I am 50 years old. For almost 10 years, I have lived in Portland, Oregon. Up until then, I spent my life in New York. I’m a reporter, pretty much always have been. My parents tell of how I used to run outside wearing only my underwear, grab The New York Times, sit on the stoop, and read it.

About 11 years ago, while living in New York, I was preparing to head to South Africa on a reporting trip. Following the usual preparations for global travel, I went to a doctor for a checkup, blood tests and shots.

When I returned to my apartment, the phone rang. It was my doctor. Whatever you’re doing, he said, stop. Right now. Get to the emergency room. Tell the doctors there that your potassium level is nine.

I would learn that high levels of potassium - and nine is very high - can cause organ failure.

I arrived at the hospital looking healthy enough. I had no bloody wounds to show, was not gasping for breath, or complaining of chest pains. I showed none of the signs that sometimes help emergency room visitors bypass the agonizing wait for treatment. When I told the admitting nurse about my potassium level, though, I was on a gurney in no time, riding the express train to treatment. Before I knew it, I was being given a blood transfusion.

A few weeks later, after follow-up blood work, I was told that my kidneys were failing and would shut down altogether some day.

Over the next two years or so, my kidneys worked like a clunky machine. The lack of red blood cells carrying oxygen through my body left me constantly exhausted. I was anemic. Soon, the kidneys could not clear the toxins from my blood, the way you now do.

The path was inevitable. I would need a new kidney or dialysis. Without either, I would die sooner than I had planned.

WATCH: 5 Things You Should Know About Kidney Donation

Getting a new kidney can take years. In the meantime, dialysis it was. That meant sitting in a chair three times a week with tubes connecting two needles in my arm to a machine called a dialyser. The machine sucked blood out of me through one tube, cleaned it, then returned it through the second tube. Each session took about six hours. I did that for more than five and a half years. It wore me down.

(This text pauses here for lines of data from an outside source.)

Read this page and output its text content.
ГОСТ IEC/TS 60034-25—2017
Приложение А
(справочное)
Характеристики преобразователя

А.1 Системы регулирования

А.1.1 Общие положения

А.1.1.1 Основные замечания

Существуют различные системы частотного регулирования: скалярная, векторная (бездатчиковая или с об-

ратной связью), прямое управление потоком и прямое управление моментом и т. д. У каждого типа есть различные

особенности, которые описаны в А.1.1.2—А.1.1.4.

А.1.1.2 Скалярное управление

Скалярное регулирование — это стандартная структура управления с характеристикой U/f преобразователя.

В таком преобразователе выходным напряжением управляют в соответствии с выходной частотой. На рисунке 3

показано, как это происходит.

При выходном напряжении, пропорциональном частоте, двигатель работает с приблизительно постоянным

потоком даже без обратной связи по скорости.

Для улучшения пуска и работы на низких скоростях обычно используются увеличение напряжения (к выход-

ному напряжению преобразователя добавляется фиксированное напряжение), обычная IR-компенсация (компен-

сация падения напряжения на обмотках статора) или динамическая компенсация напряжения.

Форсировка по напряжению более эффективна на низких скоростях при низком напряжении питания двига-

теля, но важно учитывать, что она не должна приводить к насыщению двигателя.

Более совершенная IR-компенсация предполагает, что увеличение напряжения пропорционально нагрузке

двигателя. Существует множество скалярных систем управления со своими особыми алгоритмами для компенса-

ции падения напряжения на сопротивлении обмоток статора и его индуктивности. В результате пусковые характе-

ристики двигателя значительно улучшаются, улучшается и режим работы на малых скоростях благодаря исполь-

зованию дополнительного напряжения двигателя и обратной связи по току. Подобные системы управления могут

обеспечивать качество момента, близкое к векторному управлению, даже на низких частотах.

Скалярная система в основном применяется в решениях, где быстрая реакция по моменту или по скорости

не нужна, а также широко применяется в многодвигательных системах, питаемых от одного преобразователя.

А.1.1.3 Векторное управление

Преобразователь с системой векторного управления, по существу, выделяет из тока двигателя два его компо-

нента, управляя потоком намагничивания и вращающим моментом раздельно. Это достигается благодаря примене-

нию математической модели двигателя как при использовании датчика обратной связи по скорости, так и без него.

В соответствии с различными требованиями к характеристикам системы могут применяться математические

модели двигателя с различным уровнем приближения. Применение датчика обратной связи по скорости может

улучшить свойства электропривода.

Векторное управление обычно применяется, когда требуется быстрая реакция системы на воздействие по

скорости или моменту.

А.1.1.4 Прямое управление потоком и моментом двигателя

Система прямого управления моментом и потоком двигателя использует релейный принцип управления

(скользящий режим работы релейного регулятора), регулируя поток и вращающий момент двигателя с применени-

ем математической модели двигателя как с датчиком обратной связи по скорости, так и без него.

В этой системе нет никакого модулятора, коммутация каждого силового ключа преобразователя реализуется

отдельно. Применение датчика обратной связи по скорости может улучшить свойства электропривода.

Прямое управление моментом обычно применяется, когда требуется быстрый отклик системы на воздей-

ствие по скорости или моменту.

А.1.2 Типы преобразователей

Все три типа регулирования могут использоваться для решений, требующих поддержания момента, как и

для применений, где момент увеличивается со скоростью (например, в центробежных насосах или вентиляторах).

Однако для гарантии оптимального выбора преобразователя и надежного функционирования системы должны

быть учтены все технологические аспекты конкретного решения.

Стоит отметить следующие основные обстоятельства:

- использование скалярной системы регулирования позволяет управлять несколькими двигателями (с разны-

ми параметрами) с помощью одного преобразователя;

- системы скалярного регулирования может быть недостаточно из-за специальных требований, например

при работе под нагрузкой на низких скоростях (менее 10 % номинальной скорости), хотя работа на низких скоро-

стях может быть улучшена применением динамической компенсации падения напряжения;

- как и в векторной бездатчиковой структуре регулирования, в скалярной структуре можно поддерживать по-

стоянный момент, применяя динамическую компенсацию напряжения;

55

At my dialysis clinic, about 20 patients at a time were hooked up. We would sit in a large room, reclining in big, uncomfortable chairs with heating elements that sometimes worked, sometimes didn’t. Clocks on the walls marked the hours of our lives slipping away.

Most of the patients were older and kidney failure was usually just one of several health problems they were dealing with. Often, their bodies had been ravaged by diabetes. They had legs amputated below the knee, their hearts were diseased. The majority were unable to work. The psychological toll that utter reliance can inflict made it difficult for many of them to cope.

It was not unusual for some of those people to show up with a bag of chips, fried chicken, two liter bottles of soda (since your kidneys don’t work, you’re supposed to limit your fluid intake), have pizza delivered.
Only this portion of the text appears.